Receptivo e acolhimento
A tripulação do KC-30 é formada por uma equipe multidisciplinar com três médicos, dois enfermeiros e dois psicólogos para atender aos repatriados em quaisquer necessidades. No Aeroporto de Guarulhos, também foi montada uma outra equipe com profissionais ligados aos ministérios da Justiça e Segurança Pública, da Saúde, dos Direitos Humanos, das Relações Exteriores e do Desenvolvimento e Assistência Social, Família e Combate à Fome estava a postos.
"Tem atendimento de urgência e emergência, de acolhimento, para ver os primeiros sinais e sintomas de algum agravo, de alguma doença crônica agudizada. E tem os primeiros cuidados psicológicos, fazer a abordagem para ver se o que eles estão sentindo está esperado dentro da normalidade, ou se é há alguma intervenção que precisamos fazer", explicou Renato Oliveira Santos, da Força Nacional do SUS.
"É importante dizer que as equipes foram divididas entre homens e mulheres que falam português, árabe ou francês. São equipes mistas para a gente conseguir ter uma comunicação fluida", completou Debora Noal, que trabalha com saúde mental e atenção psicossocial na Força Nacional do SUS.
Escalada do conflito
Pelo menos duas mil pessoas foram mortas na recente série de ataques israelenses ao Líbano, incluindo 127 crianças, segundo o Ministério da Saúde do país.
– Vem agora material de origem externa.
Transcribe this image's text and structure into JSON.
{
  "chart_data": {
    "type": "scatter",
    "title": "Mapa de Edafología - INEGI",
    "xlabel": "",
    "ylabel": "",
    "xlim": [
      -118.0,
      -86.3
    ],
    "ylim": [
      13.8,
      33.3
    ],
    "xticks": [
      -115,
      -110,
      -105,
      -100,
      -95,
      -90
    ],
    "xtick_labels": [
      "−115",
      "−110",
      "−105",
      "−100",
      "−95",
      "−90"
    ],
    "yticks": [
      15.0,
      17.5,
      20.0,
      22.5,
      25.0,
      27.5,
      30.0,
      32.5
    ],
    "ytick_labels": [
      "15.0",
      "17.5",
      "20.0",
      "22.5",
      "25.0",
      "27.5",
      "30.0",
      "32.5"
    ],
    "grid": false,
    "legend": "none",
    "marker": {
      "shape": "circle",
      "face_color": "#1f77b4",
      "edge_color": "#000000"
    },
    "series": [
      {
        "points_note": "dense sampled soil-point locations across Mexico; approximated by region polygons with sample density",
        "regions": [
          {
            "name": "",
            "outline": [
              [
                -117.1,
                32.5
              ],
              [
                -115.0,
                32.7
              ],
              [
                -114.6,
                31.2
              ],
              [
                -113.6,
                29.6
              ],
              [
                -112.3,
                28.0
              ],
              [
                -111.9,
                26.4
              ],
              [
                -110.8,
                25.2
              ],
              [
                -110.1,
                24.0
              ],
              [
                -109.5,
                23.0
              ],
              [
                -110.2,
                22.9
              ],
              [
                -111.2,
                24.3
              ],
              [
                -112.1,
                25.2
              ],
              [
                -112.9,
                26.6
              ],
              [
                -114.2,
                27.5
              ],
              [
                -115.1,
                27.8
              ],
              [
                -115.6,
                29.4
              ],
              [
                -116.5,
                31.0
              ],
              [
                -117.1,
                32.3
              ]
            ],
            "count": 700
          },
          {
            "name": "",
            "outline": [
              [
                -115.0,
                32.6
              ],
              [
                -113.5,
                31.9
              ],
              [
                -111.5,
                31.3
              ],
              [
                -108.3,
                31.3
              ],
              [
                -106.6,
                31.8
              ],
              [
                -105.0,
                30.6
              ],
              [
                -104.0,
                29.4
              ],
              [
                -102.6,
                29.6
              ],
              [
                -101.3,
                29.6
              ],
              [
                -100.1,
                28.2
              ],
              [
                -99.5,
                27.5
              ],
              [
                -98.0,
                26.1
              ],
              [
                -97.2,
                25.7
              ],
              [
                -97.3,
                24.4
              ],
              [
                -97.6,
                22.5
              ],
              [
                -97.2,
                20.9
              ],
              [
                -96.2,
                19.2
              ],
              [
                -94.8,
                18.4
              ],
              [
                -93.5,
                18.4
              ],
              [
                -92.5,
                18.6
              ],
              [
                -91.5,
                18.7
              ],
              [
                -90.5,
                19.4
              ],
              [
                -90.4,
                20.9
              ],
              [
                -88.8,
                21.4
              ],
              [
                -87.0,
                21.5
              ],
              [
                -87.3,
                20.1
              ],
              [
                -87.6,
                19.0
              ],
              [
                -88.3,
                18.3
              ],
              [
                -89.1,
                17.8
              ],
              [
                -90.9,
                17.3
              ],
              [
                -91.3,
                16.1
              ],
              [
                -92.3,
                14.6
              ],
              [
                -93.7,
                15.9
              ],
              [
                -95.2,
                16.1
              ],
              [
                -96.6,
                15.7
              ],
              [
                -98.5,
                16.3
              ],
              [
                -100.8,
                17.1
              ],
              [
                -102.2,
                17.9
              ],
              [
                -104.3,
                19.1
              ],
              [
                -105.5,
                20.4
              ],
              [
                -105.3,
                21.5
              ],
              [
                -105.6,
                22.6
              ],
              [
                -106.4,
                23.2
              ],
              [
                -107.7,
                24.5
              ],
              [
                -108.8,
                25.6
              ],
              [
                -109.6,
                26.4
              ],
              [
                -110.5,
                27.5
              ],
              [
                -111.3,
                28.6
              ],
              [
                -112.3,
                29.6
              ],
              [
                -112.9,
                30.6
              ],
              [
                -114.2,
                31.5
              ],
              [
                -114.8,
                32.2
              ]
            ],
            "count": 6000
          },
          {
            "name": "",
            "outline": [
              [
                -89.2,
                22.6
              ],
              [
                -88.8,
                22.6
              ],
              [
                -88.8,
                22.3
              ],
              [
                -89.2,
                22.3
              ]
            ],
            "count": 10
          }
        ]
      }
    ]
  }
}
Os ataques começaram devido ao apoio do grupo político e paramilitar libanês Hezbollah ao Hamas, da Faixa de Gaza, onde Israel já matou pelo menos 42 mil pessoas em um ano, sendo 17 mil crianças e 12 mil mulheres, de acordo com a comunicação oficial de Gaza.
O massacre começou depois que o Hamas fez um ataque surpresa em território israelense em resposta aos constantes ataques de Israel aos palestinos, que já duram décadas.
Depois que o Hezbollah entrou na defesa de Gaza, o Irã também iniciou ataques contra Israel enviando cerca de 200 mísseis contra o território israelense na semana passada. Todos foram interceptados pelos chamados “domos de ferro”, uma tecnologia avançada que consegue destruir os mísseis antes que toquem no solo.